Perante tal cenário,
não é difícil adivinhar que a família não teria então uma vida fácil…
“Pois
claro que não. E logo uma das primeiras consequências foi o facto de, com 6
anos, começar a guardar porcos por conta do lavrador sr. Marques dos Santos,
que era o proprietário da Courela de S. Mateus. E ao nascer do sol aí ia eu,
descalço e mal vestido, enfrentando os rigores do tempo, para o meu local de
trabalho. Nem sei quanto ganhava, mas de certeza que era uma miséria”
E a escola?
“Isso
era apenas uma miragem. Aliás nem sequer o assunto era abordado. Quando tinha
já uns dez anos, a minha mãe ainda tentou que eu entrasse. Pegada com a igreja
havia uma casita onde uma professora ia dar aulas. Nunca fiquei a saber se as
aulas eram diárias ou não, porque não cheguei a andar lá. Parece que havia um
número limitado de livros destinados aos alunos mais carenciados, que eram
praticamente todos os que moravam por ali, fornecidos não sei se pela Câmara ou
se por outra entidade qualquer. O que sei é que quando a minha mãe decidiu que
eu havia de aprender a ler, já não havia livros disponíveis e, como comprá-los
estava para além do orçamento familiar, acabou por ali a minha instrução e
continuei a trabalhar no campo, aprendendo os segredos de cada tarefa.”
Continuando…
“A minha
mãe faleceu quando eu tinha dezoito anos. Por essa altura já aprendera todosos
trabalhos agrícolas e tinha a noção de que os executava como os mais
entendidos. Ceifei, trabalhei com enfardadeiras, conduzi parelhas a carregar
molhos de trigo para as debulhadoras, podava, fazia enxertos em vinhas e em
árvores de fruto, enfim, para mim, os trabalhos agrícolas não tinham segredos.”
E o tempo foi
correndo…
“Com
vinte e quatro anos casei-me com a Umbelina e ficámos a morar no Reguengo (S.
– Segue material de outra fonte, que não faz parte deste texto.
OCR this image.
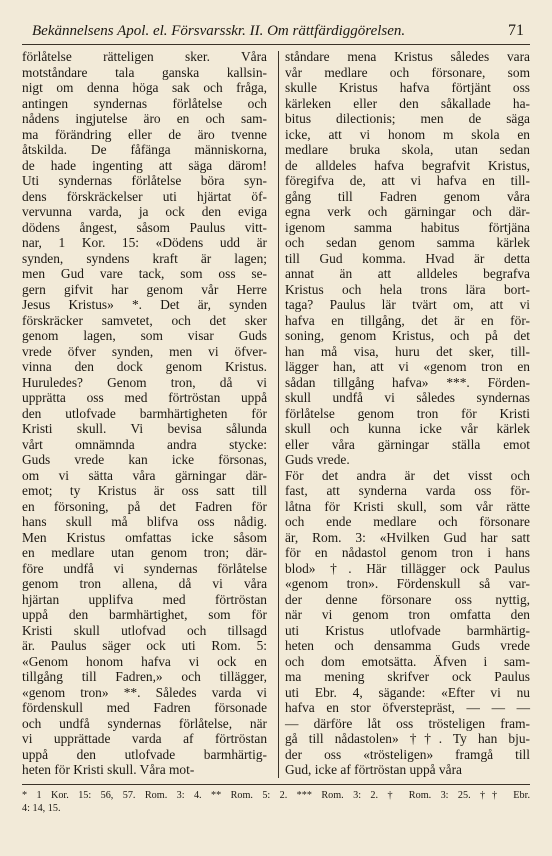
Bekännelsens Apol. el. Försvarsskr. II. Om rättfärdiggörelsen.	71
förlåtelse rätteligen sker. Våra
motståndare tala ganska kallsin-
nigt om denna höga sak och fråga,
antingen syndernas förlåtelse och
nådens ingjutelse äro en och sam-
ma förändring eller de äro tvenne
åtskilda. De fåfänga människorna,
de hade ingenting att säga därom!
Uti syndernas förlåtelse böra syn-
dens förskräckelser uti hjärtat öf-
vervunna varda, ja ock den eviga
dödens ångest, såsom Paulus vitt-
nar, 1 Kor. 15: «Dödens udd är
synden, syndens kraft är lagen;
men Gud vare tack, som oss se-
gern gifvit har genom vår Herre
Jesus Kristus» *. Det är, synden
förskräcker samvetet, och det sker
genom lagen, som visar Guds
vrede öfver synden, men vi öfver-
vinna den dock genom Kristus.
Huruledes? Genom tron, då vi
upprätta oss med förtröstan uppå
den utlofvade barmhärtigheten för
Kristi skull. Vi bevisa sålunda
vårt omnämnda andra stycke:
Guds vrede kan icke försonas,
om vi sätta våra gärningar där-
emot; ty Kristus är oss satt till
en försoning, på det Fadren för
hans skull må blifva oss nådig.
Men Kristus omfattas icke såsom
en medlare utan genom tron; där-
före undfå vi syndernas förlåtelse
genom tron allena, då vi våra
hjärtan upplifva med förtröstan
uppå den barmhärtighet, som för
Kristi skull utlofvad och tillsagd
är. Paulus säger ock uti Rom. 5:
«Genom honom hafva vi ock en
tillgång till Fadren,» och tillägger,
«genom tron» **. Således varda vi
fördenskull med Fadren försonade
och undfå syndernas förlåtelse, när
vi upprättade varda af förtröstan
uppå den utlofvade barmhärtig-
heten för Kristi skull. Våra mot-
ståndare mena Kristus således vara
vår medlare och försonare, som
skulle Kristus hafva förtjänt oss
kärleken eller den såkallade ha-
bitus dilectionis; men de säga
icke, att vi honom m skola en
medlare bruka skola, utan sedan
de alldeles hafva begrafvit Kristus,
föregifva de, att vi hafva en till-
gång till Fadren genom våra
egna verk och gärningar och där-
igenom samma habitus förtjäna
och sedan genom samma kärlek
till Gud komma. Hvad är detta
annat än att alldeles begrafva
Kristus och hela trons lära bort-
taga? Paulus lär tvärt om, att vi
hafva en tillgång, det är en för-
soning, genom Kristus, och på det
han må visa, huru det sker, till-
lägger han, att vi «genom tron en
sådan tillgång hafva» ***. Förden-
skull undfå vi således syndernas
förlåtelse genom tron för Kristi
skull och kunna icke vår kärlek
eller våra gärningar ställa emot
Guds vrede.
För det andra är det visst och
fast, att synderna varda oss för-
låtna för Kristi skull, som vår rätte
och ende medlare och försonare
är, Rom. 3: «Hvilken Gud har satt
för en nådastol genom tron i hans
blod» †. Här tillägger ock Paulus
«genom tron». Fördenskull så var-
der denne försonare oss nyttig,
när vi genom tron omfatta den
uti Kristus utlofvade barmhärtig-
heten och densamma Guds vrede
och dom emotsätta. Äfven i sam-
ma mening skrifver ock Paulus
uti Ebr. 4, sägande: «Efter vi nu
hafva en stor öfverstepräst, — — —
— därföre låt oss trösteligen fram-
gå till nådastolen» ††. Ty han bju-
der oss «trösteligen» framgå till
Gud, icke af förtröstan uppå våra
* 1 Kor. 15: 56, 57. Rom. 3: 4. ** Rom. 5: 2. *** Rom. 3: 2. † Rom. 3: 25. †† Ebr.
4: 14, 15.
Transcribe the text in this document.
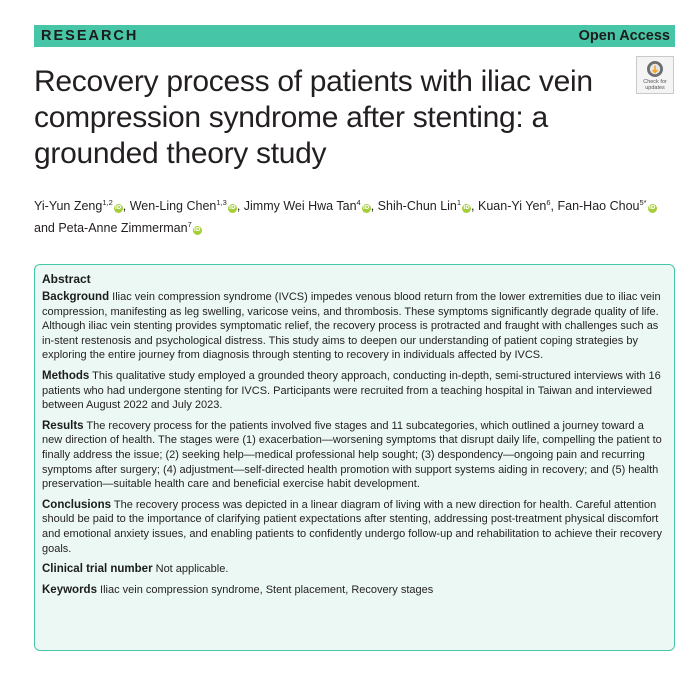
RESEARCH	Open Access
Recovery process of patients with iliac vein compression syndrome after stenting: a grounded theory study
Check for
updates

Yi-Yun Zeng$^{1,2}$iD, Wen-Ling Chen$^{1,3}$iD, Jimmy Wei Hwa Tan$^4$iD, Shih-Chun Lin$^1$iD, Kuan-Yi Yen$^6$, Fan-Hao Chou$^{5*}$iD and Peta-Anne Zimmerman$^7$iD

Abstract

Background Iliac vein compression syndrome (IVCS) impedes venous blood return from the lower extremities due to iliac vein compression, manifesting as leg swelling, varicose veins, and thrombosis. These symptoms significantly degrade quality of life. Although iliac vein stenting provides symptomatic relief, the recovery process is protracted and fraught with challenges such as in-stent restenosis and psychological distress. This study aims to deepen our understanding of patient coping strategies by exploring the entire journey from diagnosis through stenting to recovery in individuals affected by IVCS.

Methods This qualitative study employed a grounded theory approach, conducting in-depth, semi-structured interviews with 16 patients who had undergone stenting for IVCS. Participants were recruited from a teaching hospital in Taiwan and interviewed between August 2022 and July 2023.

Results The recovery process for the patients involved five stages and 11 subcategories, which outlined a journey toward a new direction of health. The stages were (1) exacerbation—worsening symptoms that disrupt daily life, compelling the patient to finally address the issue; (2) seeking help—medical professional help sought; (3) despondency—ongoing pain and recurring symptoms after surgery; (4) adjustment—self-directed health promotion with support systems aiding in recovery; and (5) health preservation—suitable health care and beneficial exercise habit development.

Conclusions The recovery process was depicted in a linear diagram of living with a new direction for health. Careful attention should be paid to the importance of clarifying patient expectations after stenting, addressing post-treatment physical discomfort and emotional anxiety issues, and enabling patients to confidently undergo follow-up and rehabilitation to achieve their recovery goals.

Clinical trial number Not applicable.

Keywords Iliac vein compression syndrome, Stent placement, Recovery stages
Mateus). O sr. Gabriel Carvalhinho era o padrinho da minha mulher e foi com
aquele casal que ela foi criada e viveu como se fosse filha. Dada a sua
avançada idade, o sr. Gabriel passou-nos a gestão da sua herdade e passámos a
trabalhar nas suas terras. Pois este nosso grande amigo, quando faleceu, deixou
ficar para a minha mulher uma fatia de terreno onde construímos a nossa casa e
sempre cultivámos e explorámos. Cultivávamos a terra e inclusivamente
construímos umas malhadas onde criávamos as porcas, vendendo depois os leitões.
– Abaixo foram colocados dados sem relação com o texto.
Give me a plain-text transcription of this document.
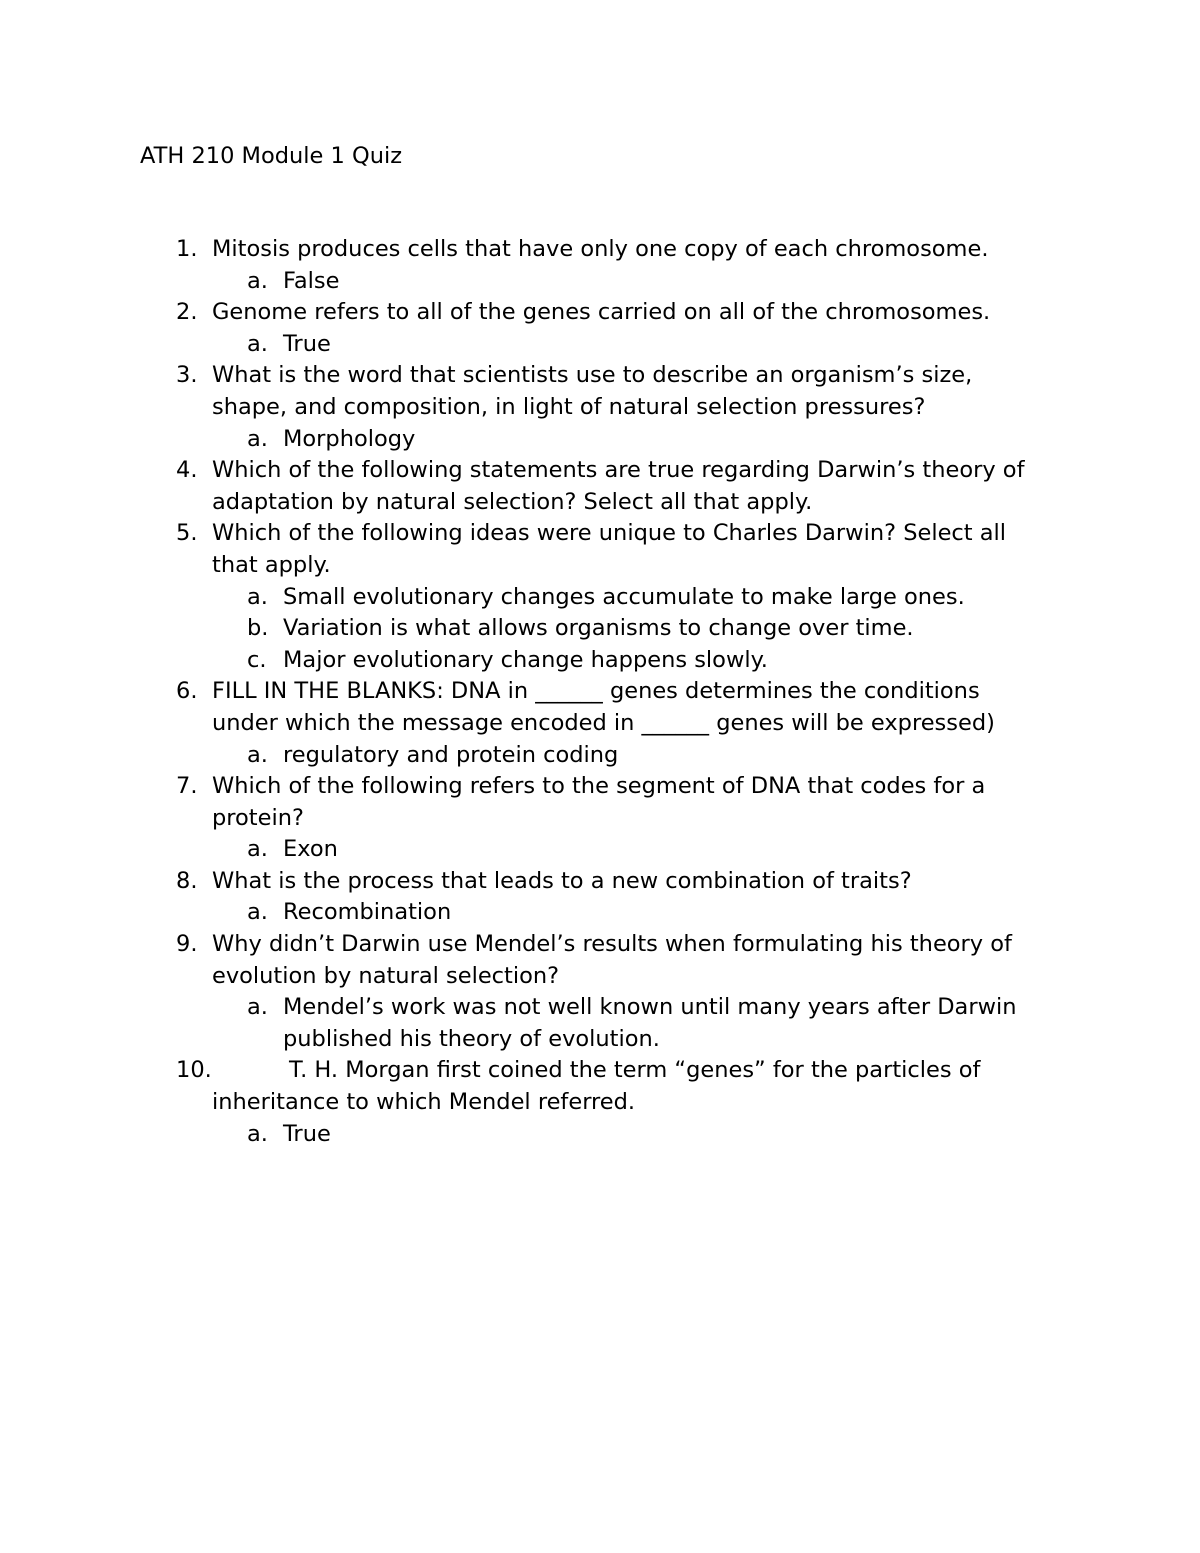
ATH 210 Module 1 Quiz
1. Mitosis produces cells that have only one copy of each chromosome.
a. False
2. Genome refers to all of the genes carried on all of the chromosomes.
a. True
3. What is the word that scientists use to describe an organism’s size, shape, and composition, in light of natural selection pressures?
a. Morphology
4. Which of the following statements are true regarding Darwin’s theory of adaptation by natural selection? Select all that apply.
5. Which of the following ideas were unique to Charles Darwin? Select all that apply.
a. Small evolutionary changes accumulate to make large ones.
b. Variation is what allows organisms to change over time.
c. Major evolutionary change happens slowly.
6. FILL IN THE BLANKS: DNA in ______ genes determines the conditions under which the message encoded in ______ genes will be expressed)
a. regulatory and protein coding
7. Which of the following refers to the segment of DNA that codes for a protein?
a. Exon
8. What is the process that leads to a new combination of traits?
a. Recombination
9. Why didn’t Darwin use Mendel’s results when formulating his theory of evolution by natural selection?
a. Mendel’s work was not well known until many years after Darwin published his theory of evolution.
10.	T. H. Morgan first coined the term “genes” for the particles of inheritance to which Mendel referred.
a. True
Foi assim que nos governámos e criámos os três filhos. Durante mais de quarenta
anos fui semanalmente vender as hortaliças e a fruta que ali produzia ao
Mercado Municipal. Mas a idade não perdoa e nos últimos anos deixei de ir
vender ao Mercado e fomo-nos governando com as vendas de frutas, feijão, alhos,
batatas, cebolas e toda a qualidade de hortaliça a pessoas que iam lá ao
Reguengo de propósito.”
Entretanto,
alguma coisa correu mal …
Recentemente
fomos ambos acometidos de doença súbita que, inclusivamente, me levaram ao
internamento no Hospital Distrital de Évora. Eu, felizmente recuperei em grande
parte, mas a minha esposa ficou com sequelas das quais tem tido dificuldade em
libertar-se.”
Aliás, tivemos
de dar por terminada a nossa conversa porque o Amigo Vicente estava preocupado
com o facto da sua Esposa poder estar a sentir a sua falta e a necessitar da
sua presença. Pode ser que um dia possamos vir a falar do que hoje ficou por
dizer. Melhores dias para o casal são os nossos votos.